Maar is ‘tevreden’ wel voldoende? Maaike Rutten van Leeuwendaal vindt van niet. “Tevredenheid heeft iets passiefs”, geeft ze aan. “Wat je liever ziet is een gedrevenheid om bij te dragen.” Of op zijn Engels: engagement. Maar wat is dat dan precies? “Mensen die engaged zijn werken met passie, zijn betrokken, toegewijd en enthousiast over hun werk en de organisatie”, schetst Rutten. “Ze presteren continu op hoog niveau, dragen actief bij aan innovatie en zijn gericht op het steeds verbeteren van de organisatie.”

Verbondenheid loont
Niet gek dan ook, dat je als organisatie enorm gebaat bent bij verbonden medewerkers. Gallup doet al decennialang wereldwijd onderzoek naar de relatie tussen engagement en het presteren van organisaties en teams.

“Het onderzoek – dit jaar onder meer dan 3,3 miljoen medewerkers in 90 landen – laat zonneklaar zien wat het investeren in verbondenheid oplevert”, aldus Rutten. “Organisaties die het hoogst scoorden op engagement doen het aanmerkelijk beter op belangrijke kpi’s dan de laagst scorende organisaties. Ze zijn bijvoorbeeld 13% productiever en hebben een 10% hogere klantloyaliteit.”

Te midden van de huidige ‘war for talent’ springen twee verschillen er in het bijzonder uit: de hoogst scorende organisaties hebben maar liefst 78% minder verzuim en 51% minder verloop dan de laagste scorende organisaties.

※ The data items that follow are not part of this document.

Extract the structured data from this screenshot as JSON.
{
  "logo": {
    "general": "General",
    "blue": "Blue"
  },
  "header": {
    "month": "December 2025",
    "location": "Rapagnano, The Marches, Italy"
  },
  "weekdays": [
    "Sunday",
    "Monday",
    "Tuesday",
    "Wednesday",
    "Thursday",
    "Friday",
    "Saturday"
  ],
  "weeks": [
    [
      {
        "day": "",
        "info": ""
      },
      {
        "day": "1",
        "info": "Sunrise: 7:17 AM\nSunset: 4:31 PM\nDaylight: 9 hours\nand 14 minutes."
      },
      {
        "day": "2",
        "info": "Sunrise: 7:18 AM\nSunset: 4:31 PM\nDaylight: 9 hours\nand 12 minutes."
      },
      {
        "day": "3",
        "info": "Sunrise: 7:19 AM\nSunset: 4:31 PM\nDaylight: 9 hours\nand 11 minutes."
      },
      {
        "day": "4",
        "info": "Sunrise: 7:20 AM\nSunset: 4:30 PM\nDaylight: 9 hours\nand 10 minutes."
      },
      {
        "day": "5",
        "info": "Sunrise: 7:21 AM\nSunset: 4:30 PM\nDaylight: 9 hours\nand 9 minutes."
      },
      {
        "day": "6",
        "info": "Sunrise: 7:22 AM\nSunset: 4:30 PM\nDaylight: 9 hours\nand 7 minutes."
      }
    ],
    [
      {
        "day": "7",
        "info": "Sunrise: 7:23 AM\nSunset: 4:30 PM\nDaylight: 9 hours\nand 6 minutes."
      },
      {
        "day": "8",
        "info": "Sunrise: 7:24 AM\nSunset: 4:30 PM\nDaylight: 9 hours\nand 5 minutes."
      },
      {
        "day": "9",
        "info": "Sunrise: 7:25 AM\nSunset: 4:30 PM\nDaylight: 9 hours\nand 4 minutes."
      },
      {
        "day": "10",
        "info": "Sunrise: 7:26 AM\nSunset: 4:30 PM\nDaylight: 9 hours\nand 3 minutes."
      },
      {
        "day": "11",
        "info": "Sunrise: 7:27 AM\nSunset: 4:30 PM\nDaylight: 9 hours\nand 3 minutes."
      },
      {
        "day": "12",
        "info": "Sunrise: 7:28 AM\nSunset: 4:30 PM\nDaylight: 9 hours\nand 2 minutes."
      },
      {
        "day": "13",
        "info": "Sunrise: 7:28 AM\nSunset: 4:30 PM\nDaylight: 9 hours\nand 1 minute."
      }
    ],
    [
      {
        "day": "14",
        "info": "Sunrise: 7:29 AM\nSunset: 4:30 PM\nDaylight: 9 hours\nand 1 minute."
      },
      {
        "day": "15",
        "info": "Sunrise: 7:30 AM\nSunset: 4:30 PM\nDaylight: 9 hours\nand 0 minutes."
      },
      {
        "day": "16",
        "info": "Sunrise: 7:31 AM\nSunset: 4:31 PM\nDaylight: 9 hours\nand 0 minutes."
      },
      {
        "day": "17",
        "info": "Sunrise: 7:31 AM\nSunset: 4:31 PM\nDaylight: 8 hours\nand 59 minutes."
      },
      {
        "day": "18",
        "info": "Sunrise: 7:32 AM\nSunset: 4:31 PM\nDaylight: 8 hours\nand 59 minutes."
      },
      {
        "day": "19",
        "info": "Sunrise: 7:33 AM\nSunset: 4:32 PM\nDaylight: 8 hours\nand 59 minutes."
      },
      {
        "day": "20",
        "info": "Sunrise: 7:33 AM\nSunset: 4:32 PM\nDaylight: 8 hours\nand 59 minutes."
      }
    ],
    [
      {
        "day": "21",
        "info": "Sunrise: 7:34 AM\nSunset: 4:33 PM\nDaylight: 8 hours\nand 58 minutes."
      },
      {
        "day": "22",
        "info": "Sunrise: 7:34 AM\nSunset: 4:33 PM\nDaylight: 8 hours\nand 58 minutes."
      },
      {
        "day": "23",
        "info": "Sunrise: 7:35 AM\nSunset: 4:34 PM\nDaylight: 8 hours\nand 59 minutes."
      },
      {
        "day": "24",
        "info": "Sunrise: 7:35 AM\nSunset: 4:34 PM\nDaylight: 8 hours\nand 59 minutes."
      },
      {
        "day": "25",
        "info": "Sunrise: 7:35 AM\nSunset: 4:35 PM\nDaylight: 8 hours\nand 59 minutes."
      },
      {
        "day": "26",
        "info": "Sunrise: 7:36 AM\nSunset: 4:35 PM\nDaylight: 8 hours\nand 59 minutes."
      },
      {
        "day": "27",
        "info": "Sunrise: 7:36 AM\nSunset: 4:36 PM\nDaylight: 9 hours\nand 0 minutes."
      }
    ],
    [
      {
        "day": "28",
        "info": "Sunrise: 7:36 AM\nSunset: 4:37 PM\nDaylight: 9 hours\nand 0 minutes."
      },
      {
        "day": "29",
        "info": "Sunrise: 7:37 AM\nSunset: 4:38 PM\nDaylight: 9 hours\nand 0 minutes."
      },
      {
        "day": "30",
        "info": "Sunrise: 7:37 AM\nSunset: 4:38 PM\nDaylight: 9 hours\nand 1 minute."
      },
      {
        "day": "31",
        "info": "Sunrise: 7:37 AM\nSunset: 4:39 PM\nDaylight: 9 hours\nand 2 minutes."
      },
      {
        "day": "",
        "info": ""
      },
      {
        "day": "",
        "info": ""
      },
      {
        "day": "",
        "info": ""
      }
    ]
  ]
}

De logische vraag is dan ook hoe je ervoor kunt zorgen dat medewerkers engaged zijn. “Verbonden medewerkers ervaren – al dan niet bewust – dat is voorzien in hun fundamentele psychologische behoeften in de context van het werk”, legt Rutten uit. Concreet gaat het hierbij om factoren op het gebied van basis-, individuele, team- en groeibehoeften. Enkele voorbeelden: je weet wat van je wordt verwacht, krijgt frequent lof en erkenning, wordt gestimuleerd in je ontwikkeling, hebt het gevoel dat je werk ertoe doet en hebt een beste vriend op werk.

Lage verbondenheid
Helaas laat het onderzoek van Gallup zien dat de meeste organisaties maar matig in deze twaalf behoeften weten te voorzien: wereldwijd voelt slechts 23% van de medewerkers zich engaged. 62% voelt zich niet engaged en 15% zelfs actief niet engaged.
Nederland doet het zelfs nog minder goed: 14% voelt zich verbonden, 76% voelt zich niet verbonden en 10% actief niet verbonden.

De manager
Hoe kan dit? Met afstand de belangrijkste factor blijkt de manager. “We weten dat de direct leidinggevende voor 70% bepalend is voor de variantie in het engagement. Maar een goede manager zijn is moeilijk. Bovendien doen de meesten het zonder er ooit voor te hebben geleerd.”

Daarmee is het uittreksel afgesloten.